"But anyone who has read Fire Joe Morgan over the years realized those guys were too good not to be writing professionally somewhere."
Can I be honest with you? I resent the thinking behind that line (although I have the greatest respect for Book William). Is the impression, then, that all good blog writers are professionally-trained and work as writers? Thus, the sports blogs are nothing more than a slumming ground for writers with professional training? And if you're a journalist or writing major without a job, or your real writing career is boring you to tears, you start a sports blog? Or start sucking up to those writing sports blogs in hopes that they'll link to you when you get fired from your mainstream jobs? Those descriptions cover in one way or another nearly every larger blog I enjoy: Deadspin.com, TheBigLead.com, Withleather.com, thestartingfive.net, dwil.wordpress.com, truehoop.com, danshanoff.com, and yaysports.com. News that these top blogs are run by individuals with journalistic or writing training no doubt reassures the mainstream sporting media. The brotherhood remains complete, and the circle is unbroken. But why does it have to be that way?

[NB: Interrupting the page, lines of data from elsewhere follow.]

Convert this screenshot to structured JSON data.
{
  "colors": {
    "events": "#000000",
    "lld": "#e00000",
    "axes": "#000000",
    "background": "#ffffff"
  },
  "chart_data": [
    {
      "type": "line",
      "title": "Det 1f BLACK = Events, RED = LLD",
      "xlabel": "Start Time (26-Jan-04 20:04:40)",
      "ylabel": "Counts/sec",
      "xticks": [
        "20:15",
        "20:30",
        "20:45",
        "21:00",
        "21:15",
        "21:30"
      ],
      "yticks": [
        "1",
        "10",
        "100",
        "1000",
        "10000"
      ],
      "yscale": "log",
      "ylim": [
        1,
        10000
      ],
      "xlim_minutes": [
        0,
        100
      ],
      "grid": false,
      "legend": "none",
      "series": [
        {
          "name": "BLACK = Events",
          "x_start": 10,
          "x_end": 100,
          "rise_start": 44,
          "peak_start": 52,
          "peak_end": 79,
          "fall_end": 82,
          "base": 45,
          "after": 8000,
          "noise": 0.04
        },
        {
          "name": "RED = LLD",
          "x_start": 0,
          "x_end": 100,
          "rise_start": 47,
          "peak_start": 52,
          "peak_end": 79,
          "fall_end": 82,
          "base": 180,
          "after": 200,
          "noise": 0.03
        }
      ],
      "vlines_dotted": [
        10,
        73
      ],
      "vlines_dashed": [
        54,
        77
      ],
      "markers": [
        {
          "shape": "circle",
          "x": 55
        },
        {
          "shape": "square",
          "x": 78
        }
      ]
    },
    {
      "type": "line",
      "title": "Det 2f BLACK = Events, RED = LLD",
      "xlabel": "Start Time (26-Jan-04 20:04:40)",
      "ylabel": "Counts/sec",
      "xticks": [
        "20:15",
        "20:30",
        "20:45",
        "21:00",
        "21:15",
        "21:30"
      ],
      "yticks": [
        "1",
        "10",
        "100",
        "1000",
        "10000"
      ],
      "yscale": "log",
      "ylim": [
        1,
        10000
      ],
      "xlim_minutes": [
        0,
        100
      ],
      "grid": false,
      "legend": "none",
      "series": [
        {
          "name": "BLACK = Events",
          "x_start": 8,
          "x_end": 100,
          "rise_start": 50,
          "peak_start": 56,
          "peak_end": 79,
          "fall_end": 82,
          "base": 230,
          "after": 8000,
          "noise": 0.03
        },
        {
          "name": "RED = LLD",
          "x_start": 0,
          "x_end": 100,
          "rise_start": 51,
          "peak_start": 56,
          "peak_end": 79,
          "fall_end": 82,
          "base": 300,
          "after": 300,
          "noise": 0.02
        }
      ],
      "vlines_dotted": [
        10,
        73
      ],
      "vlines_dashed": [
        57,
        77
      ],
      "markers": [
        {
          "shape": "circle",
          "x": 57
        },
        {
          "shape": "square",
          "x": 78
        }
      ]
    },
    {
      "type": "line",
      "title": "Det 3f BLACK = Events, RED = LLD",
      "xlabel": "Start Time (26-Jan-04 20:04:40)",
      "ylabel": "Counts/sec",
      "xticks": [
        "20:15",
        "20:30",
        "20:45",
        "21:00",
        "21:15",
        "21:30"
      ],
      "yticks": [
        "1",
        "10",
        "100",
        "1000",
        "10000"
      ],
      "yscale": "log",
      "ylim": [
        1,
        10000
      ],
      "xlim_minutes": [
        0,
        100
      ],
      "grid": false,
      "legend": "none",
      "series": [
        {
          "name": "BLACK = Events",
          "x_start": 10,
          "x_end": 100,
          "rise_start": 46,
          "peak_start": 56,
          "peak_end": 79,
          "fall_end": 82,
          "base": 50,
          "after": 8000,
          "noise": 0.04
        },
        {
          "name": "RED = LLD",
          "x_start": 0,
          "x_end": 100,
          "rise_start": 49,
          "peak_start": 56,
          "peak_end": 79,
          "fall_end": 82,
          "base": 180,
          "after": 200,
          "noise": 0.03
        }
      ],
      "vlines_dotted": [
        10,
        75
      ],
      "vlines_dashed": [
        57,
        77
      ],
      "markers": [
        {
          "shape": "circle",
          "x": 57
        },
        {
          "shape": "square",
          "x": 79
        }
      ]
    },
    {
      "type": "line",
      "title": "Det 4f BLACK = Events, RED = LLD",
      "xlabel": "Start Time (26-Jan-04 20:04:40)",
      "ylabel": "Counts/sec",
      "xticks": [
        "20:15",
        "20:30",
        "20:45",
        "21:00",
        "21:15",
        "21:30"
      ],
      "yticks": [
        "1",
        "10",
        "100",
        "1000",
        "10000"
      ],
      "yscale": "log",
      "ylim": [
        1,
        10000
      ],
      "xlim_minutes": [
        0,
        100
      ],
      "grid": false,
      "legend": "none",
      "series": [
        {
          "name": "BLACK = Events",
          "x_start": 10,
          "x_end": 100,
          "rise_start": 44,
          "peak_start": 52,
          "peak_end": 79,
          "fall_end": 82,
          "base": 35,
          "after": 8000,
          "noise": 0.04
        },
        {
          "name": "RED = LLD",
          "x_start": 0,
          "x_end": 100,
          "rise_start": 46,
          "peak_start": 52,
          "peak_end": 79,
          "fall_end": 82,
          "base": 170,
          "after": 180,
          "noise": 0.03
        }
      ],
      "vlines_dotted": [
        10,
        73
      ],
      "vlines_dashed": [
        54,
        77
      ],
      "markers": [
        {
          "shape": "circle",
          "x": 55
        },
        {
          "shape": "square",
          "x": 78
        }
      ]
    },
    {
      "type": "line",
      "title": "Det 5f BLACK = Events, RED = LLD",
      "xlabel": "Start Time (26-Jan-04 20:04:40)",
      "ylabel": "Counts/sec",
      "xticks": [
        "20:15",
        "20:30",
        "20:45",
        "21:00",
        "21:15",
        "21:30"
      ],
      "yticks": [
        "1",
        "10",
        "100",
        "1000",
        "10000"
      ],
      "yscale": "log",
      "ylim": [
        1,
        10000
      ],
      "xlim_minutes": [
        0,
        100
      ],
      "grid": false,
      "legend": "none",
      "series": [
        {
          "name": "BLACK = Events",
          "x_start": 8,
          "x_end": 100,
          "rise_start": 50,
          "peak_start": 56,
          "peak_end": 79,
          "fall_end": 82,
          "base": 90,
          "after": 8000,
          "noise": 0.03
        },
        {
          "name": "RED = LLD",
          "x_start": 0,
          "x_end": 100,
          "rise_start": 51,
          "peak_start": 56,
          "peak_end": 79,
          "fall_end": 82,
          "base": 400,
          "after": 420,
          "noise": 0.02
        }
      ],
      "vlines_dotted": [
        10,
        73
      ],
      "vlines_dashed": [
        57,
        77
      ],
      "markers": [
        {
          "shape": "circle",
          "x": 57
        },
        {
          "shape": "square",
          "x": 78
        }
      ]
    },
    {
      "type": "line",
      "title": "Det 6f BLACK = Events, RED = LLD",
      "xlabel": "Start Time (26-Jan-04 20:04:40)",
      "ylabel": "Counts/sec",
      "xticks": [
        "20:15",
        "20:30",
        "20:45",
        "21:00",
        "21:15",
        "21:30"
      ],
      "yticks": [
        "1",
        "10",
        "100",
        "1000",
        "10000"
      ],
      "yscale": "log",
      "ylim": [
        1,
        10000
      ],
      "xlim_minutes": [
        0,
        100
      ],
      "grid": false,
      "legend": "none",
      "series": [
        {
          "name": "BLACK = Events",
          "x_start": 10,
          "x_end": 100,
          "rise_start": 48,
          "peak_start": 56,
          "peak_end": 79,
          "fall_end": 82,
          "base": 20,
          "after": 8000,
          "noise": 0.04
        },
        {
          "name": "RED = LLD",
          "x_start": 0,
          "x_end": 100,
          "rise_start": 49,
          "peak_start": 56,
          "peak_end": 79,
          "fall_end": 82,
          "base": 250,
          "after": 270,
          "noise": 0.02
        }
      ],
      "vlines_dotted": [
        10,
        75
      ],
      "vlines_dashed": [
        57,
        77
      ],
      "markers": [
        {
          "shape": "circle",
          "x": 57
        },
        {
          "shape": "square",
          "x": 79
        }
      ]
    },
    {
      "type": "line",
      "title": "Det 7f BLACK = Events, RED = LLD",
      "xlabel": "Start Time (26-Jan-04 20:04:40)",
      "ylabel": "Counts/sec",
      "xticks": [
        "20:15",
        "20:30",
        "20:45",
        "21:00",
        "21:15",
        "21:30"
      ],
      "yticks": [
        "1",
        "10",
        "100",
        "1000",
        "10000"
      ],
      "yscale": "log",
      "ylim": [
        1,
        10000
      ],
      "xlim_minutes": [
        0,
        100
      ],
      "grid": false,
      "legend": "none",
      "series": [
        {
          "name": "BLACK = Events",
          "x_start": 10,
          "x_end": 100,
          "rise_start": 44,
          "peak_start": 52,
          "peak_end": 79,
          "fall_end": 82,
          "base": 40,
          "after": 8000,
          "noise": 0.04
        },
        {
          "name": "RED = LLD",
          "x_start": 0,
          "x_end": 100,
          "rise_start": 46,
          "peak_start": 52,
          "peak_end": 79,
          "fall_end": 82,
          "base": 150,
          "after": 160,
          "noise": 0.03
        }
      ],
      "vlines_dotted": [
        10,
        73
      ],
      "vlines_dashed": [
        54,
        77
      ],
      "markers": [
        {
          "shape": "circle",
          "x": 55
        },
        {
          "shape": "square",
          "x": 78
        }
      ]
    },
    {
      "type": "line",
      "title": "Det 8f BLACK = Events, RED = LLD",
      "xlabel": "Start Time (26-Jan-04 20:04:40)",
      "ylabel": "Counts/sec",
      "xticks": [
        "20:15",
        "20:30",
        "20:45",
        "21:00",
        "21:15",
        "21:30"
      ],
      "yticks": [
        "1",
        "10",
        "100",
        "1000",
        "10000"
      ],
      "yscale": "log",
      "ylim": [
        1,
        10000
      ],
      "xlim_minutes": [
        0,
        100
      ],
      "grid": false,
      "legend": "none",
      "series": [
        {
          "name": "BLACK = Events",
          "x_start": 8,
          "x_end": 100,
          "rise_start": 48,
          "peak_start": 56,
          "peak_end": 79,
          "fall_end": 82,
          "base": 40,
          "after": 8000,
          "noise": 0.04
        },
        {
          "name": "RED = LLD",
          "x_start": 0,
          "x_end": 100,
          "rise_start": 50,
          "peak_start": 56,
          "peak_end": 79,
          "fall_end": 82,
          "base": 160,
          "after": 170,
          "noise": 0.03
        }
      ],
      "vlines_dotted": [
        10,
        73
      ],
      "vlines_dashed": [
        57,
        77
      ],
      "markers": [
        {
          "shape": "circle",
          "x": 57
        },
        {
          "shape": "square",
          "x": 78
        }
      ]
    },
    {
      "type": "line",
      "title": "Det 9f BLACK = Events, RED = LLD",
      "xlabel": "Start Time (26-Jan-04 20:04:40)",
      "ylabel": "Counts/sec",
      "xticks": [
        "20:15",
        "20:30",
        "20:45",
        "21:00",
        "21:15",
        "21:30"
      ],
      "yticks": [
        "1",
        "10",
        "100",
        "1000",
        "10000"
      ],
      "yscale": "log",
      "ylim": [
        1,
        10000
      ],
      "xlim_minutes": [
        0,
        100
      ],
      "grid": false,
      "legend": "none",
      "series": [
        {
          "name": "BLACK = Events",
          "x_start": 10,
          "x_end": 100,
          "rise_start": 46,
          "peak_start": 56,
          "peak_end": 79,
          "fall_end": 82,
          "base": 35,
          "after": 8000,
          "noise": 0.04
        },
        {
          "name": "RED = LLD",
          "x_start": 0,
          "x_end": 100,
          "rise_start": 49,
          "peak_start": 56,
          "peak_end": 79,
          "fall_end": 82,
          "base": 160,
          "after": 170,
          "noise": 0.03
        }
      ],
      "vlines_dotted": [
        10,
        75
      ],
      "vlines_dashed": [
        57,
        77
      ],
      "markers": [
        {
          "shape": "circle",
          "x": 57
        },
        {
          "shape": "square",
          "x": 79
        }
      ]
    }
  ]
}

Personally speaking, I'm angry. I want to believe that people armed with no more than a keyboard and a decent understanding of grammar and writing can become well-respected bloggers. I want to believe that Web 2.0 and blogging really were about the common man/woman getting a voice, that it was a revolution in more than just the method of communication. I don't want sports blogging to be a minor-league arena or stepping stone for journalists who can't get jobs at espn.com. Instead, I want sports blogging to be a place where lawyers, businessmen, and janitors put down the tools of their trade and show off the diversity of their skills. I want to hear analysis from women, racial minorities, and people who aren't a carbon copy of existing big media writers. And this news item, to me, is yet another smack in the face to that vision.
I am admittedly much more irritated about this than I should be. Perhaps it's because I took writing classes with future writing professionals that I lack respect for a degree as a pre-requisite to writing excellence. Those classes taught me that I could write just as well (let me drop false modesty and say better) as the students who were majoring in writing fields. I had to put my mind to it, select topics that I knew well, and work hard, but it happened. I still think that few need a writing degree to be an entertaining, interesting writer, although writers like me could use an editor to cure our rambling sentences, ha. But with this revelation from FJM, proving that became even harder for those of us who aren't professionally trained.
Postscript: I respect the writing professionals in the sports blog world; I just don't like the fact that they dominate the conversation so thoroughly. I hate the implication that much of Web 2.0 in sports blogs can just be seen as a minor league training ground for journalists and writers--a self-publication outlet of sorts. But after reviewing the evidence, I have to agree with that definition, and that makes me mad.
Great post, MC. You were able to put my thoughts directly in to words - and I hadn't even seen that FJM piece until you linked to it... if that means anything to you!
ReplyDeleteMC, yeah your hopes and assessment is on point. I don't really see blogging as a minor leagues in talent, but a minor leagues in access. I mean, has any one picked up a New York Daily News or New York Post lately. The writing is usually on a third grade reading level and the insights might be a lower grade. Despite some exceptions I never viewed the mainstream as this bastion of Shakespearean talent, only opinions that are very common. Writers get hired because a) they know someone and b) they have the popular opinion of the day.